6. A Nova Rota da Seda é, portanto, uma iniciativa essencial e, com efeito, indispensável para progresso em assuntos humanos. Porém, deve também ser observado que é uma iniciativa chinesa e, a não ser que seja abraçada e tornada claramente multilateral pelas outras potências – como, de resto, merece –, será usada essencialmente para avançar interesses chineses: primeiro, expansão comercial e depois, com efeito, projecção geopolítica e imperial chinesa ao longo da Eurásia e do globo. Afinal, e do ponto de vista de geoestratégia chinesa, o século 21 é o século chinês, o século no qual o dragão levanta vôo para se tornar na principal superpotência global.
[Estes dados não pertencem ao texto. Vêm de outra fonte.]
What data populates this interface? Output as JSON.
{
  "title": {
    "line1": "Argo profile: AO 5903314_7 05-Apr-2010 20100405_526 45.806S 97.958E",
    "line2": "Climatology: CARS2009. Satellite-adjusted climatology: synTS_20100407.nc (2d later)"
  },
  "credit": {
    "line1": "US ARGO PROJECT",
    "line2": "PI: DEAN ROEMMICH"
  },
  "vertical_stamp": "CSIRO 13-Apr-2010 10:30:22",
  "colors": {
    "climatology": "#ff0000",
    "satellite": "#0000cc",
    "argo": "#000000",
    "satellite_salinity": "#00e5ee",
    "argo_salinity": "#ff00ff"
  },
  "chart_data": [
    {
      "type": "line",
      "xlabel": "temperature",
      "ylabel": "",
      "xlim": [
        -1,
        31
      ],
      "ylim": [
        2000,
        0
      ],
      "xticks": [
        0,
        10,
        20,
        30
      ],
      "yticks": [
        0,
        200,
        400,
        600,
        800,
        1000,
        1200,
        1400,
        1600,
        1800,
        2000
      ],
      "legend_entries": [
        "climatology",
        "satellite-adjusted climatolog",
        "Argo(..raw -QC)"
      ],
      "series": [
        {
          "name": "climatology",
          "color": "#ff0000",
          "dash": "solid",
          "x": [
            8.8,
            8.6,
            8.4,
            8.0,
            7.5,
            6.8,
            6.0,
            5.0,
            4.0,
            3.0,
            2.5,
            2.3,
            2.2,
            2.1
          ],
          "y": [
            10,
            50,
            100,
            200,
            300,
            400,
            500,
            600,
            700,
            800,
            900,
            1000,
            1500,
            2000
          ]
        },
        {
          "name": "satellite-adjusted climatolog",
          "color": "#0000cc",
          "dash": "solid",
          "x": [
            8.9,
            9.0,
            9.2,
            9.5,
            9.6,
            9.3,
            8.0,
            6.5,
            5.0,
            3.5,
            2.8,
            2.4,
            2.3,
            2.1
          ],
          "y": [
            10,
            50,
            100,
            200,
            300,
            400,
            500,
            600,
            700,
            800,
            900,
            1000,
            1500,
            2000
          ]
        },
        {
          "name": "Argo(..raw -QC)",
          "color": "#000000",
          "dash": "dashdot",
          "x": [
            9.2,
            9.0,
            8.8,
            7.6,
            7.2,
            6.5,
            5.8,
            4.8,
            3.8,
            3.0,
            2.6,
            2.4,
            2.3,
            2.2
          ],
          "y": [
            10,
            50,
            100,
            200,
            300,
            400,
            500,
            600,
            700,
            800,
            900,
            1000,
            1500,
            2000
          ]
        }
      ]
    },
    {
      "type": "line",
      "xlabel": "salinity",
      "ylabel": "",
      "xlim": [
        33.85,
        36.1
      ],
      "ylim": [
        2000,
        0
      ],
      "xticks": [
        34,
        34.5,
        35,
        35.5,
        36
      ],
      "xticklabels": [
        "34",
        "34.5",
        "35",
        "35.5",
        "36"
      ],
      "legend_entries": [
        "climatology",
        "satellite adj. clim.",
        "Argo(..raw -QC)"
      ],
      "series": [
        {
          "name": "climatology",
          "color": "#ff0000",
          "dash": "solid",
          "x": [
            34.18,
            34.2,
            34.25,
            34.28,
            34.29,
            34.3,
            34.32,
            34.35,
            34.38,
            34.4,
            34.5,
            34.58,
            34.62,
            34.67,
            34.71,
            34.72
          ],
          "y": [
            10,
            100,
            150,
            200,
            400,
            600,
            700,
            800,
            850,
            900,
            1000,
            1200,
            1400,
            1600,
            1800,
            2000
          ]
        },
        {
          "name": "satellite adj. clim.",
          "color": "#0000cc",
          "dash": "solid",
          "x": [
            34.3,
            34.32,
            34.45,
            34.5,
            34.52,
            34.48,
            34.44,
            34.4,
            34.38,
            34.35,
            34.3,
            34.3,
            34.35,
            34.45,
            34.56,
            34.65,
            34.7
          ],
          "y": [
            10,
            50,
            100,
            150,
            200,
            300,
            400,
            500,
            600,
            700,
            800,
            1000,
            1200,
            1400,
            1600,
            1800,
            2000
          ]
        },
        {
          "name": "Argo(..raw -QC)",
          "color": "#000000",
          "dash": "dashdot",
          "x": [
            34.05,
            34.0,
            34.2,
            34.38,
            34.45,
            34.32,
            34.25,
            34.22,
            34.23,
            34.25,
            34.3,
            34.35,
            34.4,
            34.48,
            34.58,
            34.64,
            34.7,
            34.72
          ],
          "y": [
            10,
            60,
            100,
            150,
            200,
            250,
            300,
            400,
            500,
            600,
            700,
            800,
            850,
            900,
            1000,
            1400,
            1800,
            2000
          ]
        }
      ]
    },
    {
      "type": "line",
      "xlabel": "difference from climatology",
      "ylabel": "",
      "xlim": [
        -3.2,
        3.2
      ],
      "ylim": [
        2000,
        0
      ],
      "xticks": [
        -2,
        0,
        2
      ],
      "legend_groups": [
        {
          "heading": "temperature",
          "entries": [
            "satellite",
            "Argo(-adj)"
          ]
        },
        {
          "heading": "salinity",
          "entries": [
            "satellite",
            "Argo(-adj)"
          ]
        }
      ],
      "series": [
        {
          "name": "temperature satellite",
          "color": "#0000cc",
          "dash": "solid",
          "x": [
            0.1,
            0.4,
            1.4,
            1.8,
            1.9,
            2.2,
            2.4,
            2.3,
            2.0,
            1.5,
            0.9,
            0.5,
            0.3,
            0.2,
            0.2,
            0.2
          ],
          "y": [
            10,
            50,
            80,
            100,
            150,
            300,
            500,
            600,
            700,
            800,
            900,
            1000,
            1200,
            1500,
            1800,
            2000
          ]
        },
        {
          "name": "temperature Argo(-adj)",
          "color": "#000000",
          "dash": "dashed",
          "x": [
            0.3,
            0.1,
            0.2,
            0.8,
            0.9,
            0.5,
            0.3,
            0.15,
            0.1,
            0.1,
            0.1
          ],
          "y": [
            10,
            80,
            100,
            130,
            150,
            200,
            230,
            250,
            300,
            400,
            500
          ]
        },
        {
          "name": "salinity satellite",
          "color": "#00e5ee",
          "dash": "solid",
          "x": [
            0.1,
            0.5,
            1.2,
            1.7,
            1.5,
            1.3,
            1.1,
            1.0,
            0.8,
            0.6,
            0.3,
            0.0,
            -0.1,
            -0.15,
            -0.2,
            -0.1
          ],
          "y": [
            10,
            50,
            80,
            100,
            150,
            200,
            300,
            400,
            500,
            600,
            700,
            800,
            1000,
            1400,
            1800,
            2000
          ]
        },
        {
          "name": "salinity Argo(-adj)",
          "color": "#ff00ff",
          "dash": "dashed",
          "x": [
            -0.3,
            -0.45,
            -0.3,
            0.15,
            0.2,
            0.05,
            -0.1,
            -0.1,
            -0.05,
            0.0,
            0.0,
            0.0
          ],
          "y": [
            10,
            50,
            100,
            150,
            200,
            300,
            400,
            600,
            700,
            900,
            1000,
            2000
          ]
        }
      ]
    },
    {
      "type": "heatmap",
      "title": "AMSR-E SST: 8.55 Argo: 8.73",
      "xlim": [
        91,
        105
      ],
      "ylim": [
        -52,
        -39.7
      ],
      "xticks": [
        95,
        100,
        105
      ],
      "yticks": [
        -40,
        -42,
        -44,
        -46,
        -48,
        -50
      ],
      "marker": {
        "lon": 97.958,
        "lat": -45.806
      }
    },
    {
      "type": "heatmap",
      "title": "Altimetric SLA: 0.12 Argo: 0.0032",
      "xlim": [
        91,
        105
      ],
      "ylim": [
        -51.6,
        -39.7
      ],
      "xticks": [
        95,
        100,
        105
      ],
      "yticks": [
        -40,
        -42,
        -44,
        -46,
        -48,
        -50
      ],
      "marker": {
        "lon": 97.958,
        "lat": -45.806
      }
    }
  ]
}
O vôo do dragão tenderia a trazer consigo unilateralismo despótico, e isso seria muito más notícias para o mundo. Mas também induziria outras potências a reagir e, por consequência, levaria a todo o tipo de choques passivo-agressivos entre lados. Expansão comercial e geopolítica chinesa seria confrontada no terreno por desestabilizações anglo-americanas, por forças informais de ‘freedom fighters’ (como sejam os habituais surrogados jihadi e mujaheedin) e, a partir de certo ponto, por afirmação imperial russa na Ásia Central, e por manobras indianas e japonesas no Índico e no Mar da China. Haveria a proliferação de guerras regionais arrastadas com o uso de facções locais, e o século 21 seria tornado antes no século do ‘choque de civilizações’ – uma espécie de continuação mais destrutiva do século 20.
7. Logo, e para que a promessa de desenvolvimento mundial da Nova Rota da Seda seja concretizada, é essencial que a iniciativa deixe de ser puramente chinesa e passe a ser uma iniciativa multilateral, activamente trabalhada e deliberada em pé de igualdade e em boa vontade por todos os países e potências relevantes. Se tal não for possível – mas é claro que é possível –, então que se criem novas e melhores iniciativas deste género, a par da chinesa. Elevar e tornar próspero e livre este planeta, e garantir que o mundo se torna definitivamente naquilo que cada vez é menos – um mundo feito para ser habitado por seres humanos. A Humanidade e as gerações futuras agradecerão.
Rui Garrido
P.S.: este artigo foi escrito em parceria com a minha grande amiga Catarina Alexandra Mendes. A Catarina já não está connosco – faleceu no dia 13 de Janeiro, e o mundo ficou genuinamente mais pobre e perdido, desvalido de quem o enriquecia, e enriqueceria.
Catarina, ainda me custa acreditar que já não voltarei a ver-te olhos nos olhos, a usufruir da tua presença gentil, simpática, solarenga e luminosa, encantadora. A minha vida tornou-se mais vazia. Preencherei o vazio com a memória de ti, Catarina.
A inteligência doce e perspicaz da Catarina pode ser bem apreciada no artigo ‘Princípios da Comunicação’, que deveria ter sido apenas o primeiro de muitos excelentes artigos que iria escrever para este jornal. O artigo expressa bem a pessoa bonita que a Catarina era, uma pessoa empenhada em criar um mundo melhor – um mundo bom, onde as pessoas sejam boas umas para as outras, e onde o Homem seja o próximo do seu próximo, e já não o seu predador.